I Santi si sono serviti del loro corpo per operare instancabilmente opere di penitenza e di misericordia, per pregare e predicare, per recarsi nei luoghi dove c'era bisogno... Tutte le forze del loro corpo furono impegnate esclusivamente al servizio di Dio in grado eroico. E' quindi giusto che anche il loro corpo benedetto da così tanta carità sia onorato e partecipi all'onore attribuito all'anima. Inoltre, il corpo dei santi fu certamente un vivo tempio dello Spirito Santo, perché si mantenne sempre, con la grazia dei sacramenti, sacro e inviolabile, un vero tabernacolo della Santissima Trinità.

RIFLETTO:

Imitiamo i santi nel conservare il nostro corpo con la purezza, affinché possa essere un degno tempio dello Spirito Santo, come S. Paolo c'insegna. Non profaniamolo con il peccato, perché Dio castiga chi profana il suo tempio!

Perché veneriamo anche le minime reliquie e le immagini dei Santi? Veneriamo anche le minime reliquie e le immagini dei Santi per loro memoria e onore, riferendo ad essi tutta la venerazione, affatto diversamente dagli idolatri, che rendono alle immagini o idoli un culto divino.

Se si venerano i corpi dei Santi, è giusto che si venerino anche le parti che ci restano, siano esse reliquie insigni (il corpo intero o una parte importante di esso, come il capo, un braccio, una tibia, il cuore, la lingua, il sangue), siano notabili (un dito, un osso del femore o dell'avambraccio), o minime (un dente, una scheggia ossea, una ciocca di capelli), sia infine una reliquia in senso largo (oggetti appartenuti al Santo o che hanno toccato le sue ossa o il suo sepolcro).

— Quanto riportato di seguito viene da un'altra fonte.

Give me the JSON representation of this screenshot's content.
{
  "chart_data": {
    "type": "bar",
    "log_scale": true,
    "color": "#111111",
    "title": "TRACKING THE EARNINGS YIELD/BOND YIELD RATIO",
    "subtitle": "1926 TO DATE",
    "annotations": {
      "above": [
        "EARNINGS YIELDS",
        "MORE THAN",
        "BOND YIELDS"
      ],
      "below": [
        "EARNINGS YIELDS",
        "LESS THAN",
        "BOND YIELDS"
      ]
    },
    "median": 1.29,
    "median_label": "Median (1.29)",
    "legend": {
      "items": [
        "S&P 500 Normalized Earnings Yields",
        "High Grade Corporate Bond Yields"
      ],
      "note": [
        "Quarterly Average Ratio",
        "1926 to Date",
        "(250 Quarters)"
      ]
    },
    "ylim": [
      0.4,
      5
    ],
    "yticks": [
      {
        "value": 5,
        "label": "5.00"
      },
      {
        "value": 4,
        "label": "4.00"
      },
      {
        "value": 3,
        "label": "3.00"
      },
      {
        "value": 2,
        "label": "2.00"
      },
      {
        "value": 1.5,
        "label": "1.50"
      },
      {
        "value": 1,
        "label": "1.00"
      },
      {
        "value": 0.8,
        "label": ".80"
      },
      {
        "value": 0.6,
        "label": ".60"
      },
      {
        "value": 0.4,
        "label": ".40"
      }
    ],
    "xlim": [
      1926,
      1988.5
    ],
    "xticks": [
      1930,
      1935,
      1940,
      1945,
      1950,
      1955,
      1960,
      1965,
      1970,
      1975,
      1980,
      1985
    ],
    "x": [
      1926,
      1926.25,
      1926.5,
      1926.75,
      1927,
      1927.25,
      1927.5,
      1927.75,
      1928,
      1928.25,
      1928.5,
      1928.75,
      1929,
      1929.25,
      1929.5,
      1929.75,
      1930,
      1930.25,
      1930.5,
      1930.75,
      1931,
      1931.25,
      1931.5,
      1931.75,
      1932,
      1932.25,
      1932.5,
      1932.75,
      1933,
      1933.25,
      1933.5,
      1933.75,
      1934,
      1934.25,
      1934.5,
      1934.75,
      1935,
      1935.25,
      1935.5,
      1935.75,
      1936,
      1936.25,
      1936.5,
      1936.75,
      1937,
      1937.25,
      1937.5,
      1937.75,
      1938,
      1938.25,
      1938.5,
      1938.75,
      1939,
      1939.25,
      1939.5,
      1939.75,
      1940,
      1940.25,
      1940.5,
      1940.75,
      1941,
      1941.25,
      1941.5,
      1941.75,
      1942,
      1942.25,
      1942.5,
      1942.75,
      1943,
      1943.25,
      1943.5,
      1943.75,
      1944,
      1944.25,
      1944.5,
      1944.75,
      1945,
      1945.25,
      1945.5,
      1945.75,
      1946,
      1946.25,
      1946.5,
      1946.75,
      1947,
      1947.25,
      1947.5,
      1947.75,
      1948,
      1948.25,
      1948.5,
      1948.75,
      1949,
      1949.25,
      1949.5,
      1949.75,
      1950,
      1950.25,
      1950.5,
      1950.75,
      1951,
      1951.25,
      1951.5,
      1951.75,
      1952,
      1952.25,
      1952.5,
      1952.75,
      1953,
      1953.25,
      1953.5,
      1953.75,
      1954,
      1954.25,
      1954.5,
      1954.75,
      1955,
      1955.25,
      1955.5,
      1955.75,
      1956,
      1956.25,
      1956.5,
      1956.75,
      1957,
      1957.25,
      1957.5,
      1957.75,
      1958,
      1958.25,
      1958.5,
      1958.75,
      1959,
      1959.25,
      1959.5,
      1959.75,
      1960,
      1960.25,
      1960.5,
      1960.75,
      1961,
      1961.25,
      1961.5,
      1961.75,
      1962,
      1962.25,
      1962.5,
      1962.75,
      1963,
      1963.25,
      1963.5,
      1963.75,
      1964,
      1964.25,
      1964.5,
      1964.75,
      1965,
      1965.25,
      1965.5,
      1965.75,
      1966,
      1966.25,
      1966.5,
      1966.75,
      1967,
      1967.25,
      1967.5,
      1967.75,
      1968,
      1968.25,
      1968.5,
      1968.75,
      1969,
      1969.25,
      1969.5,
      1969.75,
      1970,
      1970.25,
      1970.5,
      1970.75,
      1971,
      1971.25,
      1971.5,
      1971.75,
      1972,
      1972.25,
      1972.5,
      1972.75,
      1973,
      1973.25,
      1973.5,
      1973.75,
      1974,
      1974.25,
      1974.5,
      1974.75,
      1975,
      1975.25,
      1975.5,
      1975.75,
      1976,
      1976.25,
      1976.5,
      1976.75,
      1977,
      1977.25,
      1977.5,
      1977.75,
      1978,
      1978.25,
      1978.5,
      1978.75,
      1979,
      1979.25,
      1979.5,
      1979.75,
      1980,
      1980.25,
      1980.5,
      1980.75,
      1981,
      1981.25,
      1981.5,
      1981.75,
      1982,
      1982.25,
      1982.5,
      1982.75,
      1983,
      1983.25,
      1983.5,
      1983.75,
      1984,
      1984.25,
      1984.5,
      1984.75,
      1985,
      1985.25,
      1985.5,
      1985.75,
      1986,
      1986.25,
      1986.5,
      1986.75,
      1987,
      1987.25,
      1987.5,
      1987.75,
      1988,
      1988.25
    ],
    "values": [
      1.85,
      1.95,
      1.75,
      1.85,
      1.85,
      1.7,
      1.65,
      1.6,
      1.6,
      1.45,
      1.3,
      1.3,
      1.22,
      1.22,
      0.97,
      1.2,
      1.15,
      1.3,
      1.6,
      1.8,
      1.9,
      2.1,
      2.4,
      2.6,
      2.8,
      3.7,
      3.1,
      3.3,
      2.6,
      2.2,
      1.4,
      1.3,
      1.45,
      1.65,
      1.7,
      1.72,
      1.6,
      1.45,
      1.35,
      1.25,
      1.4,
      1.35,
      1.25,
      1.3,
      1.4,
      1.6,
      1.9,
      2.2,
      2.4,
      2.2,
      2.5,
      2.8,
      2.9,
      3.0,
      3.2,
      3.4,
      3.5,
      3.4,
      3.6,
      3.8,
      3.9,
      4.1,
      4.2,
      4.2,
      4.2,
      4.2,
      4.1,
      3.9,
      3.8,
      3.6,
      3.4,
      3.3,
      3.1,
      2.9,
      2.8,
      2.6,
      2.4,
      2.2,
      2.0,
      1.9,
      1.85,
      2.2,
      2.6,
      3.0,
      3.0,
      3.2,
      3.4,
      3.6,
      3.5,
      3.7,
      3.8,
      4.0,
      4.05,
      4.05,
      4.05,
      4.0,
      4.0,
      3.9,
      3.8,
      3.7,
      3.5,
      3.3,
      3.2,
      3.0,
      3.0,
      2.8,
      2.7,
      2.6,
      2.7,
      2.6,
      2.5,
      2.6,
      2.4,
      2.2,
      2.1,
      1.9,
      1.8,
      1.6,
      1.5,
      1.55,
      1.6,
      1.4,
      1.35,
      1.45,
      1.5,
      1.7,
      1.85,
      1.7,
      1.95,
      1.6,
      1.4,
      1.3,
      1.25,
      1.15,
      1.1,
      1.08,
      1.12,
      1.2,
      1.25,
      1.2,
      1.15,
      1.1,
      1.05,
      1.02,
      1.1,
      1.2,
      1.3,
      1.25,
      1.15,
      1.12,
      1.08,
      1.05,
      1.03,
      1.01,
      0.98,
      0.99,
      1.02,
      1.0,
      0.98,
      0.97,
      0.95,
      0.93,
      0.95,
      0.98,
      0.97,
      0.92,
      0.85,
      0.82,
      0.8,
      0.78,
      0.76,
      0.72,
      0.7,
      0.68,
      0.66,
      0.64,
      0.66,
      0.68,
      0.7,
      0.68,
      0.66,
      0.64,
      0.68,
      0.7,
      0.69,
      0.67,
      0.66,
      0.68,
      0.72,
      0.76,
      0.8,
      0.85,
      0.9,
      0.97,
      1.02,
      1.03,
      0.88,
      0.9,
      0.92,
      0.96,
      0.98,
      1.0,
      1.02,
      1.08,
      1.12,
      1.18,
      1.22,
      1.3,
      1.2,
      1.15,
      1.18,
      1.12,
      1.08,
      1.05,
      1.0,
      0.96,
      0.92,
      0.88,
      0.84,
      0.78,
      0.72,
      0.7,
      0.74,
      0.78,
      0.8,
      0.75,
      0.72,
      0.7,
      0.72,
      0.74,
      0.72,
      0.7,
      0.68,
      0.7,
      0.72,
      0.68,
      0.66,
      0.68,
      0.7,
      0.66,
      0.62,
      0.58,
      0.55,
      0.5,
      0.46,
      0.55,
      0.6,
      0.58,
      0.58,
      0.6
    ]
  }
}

Tutta la venerazione attribuita alle reliquie e all'immagine del Santo va al Santo stesso, perciò noi onoriamo tali reliquie o immagini solo in senso relativo, perché l'onore è diretto al Santo, non alla reliquia, come invece facevano i pagani.

Dio nel Vecchio Testamento non proibì severamente le immagini? Dio nel Vecchio Testamento proibì severamente le immagini da adorare, anzi quasi tutte le immagini, come occasione prossima di idolatria per gli Ebrei, i quali vivevano fra gli idolatri ed erano molti inclinati alla superstizione.

Nella storia degli Ebrei narrata nell'Antico Testamento, leggiamo che questo popolo alternava tempi di devozione e vero culto a Dio con tempi di rivolte a Dio con peccati di idolatria; il Signore interveniva con moniti e castighi, permetteva che il suo popolo venisse schiavizzato dai pagani per far sì che questo si ravvedesse e implorasse perdono del peccato, allora Dio mandava qualcuno a ridonargli la libertà, ma il popolo dopo poco ricadeva nell'idolatria. Se Dio dunque avesse permesso agli Ebrei di fabbricarsi immagini e statue, essi sarebbero caduti nell'idolatria e non se ne sarebbero più ravveduti. Basti pensare con quanta facilità gli Ebrei si erano prostrati ad adorare il vitello d'oro al posto di Dio, nonostante tutti i prodigi che il Signore aveva concesso per permettere loro di essere salvi dagli Egiziani e raggiungere la terra promessa!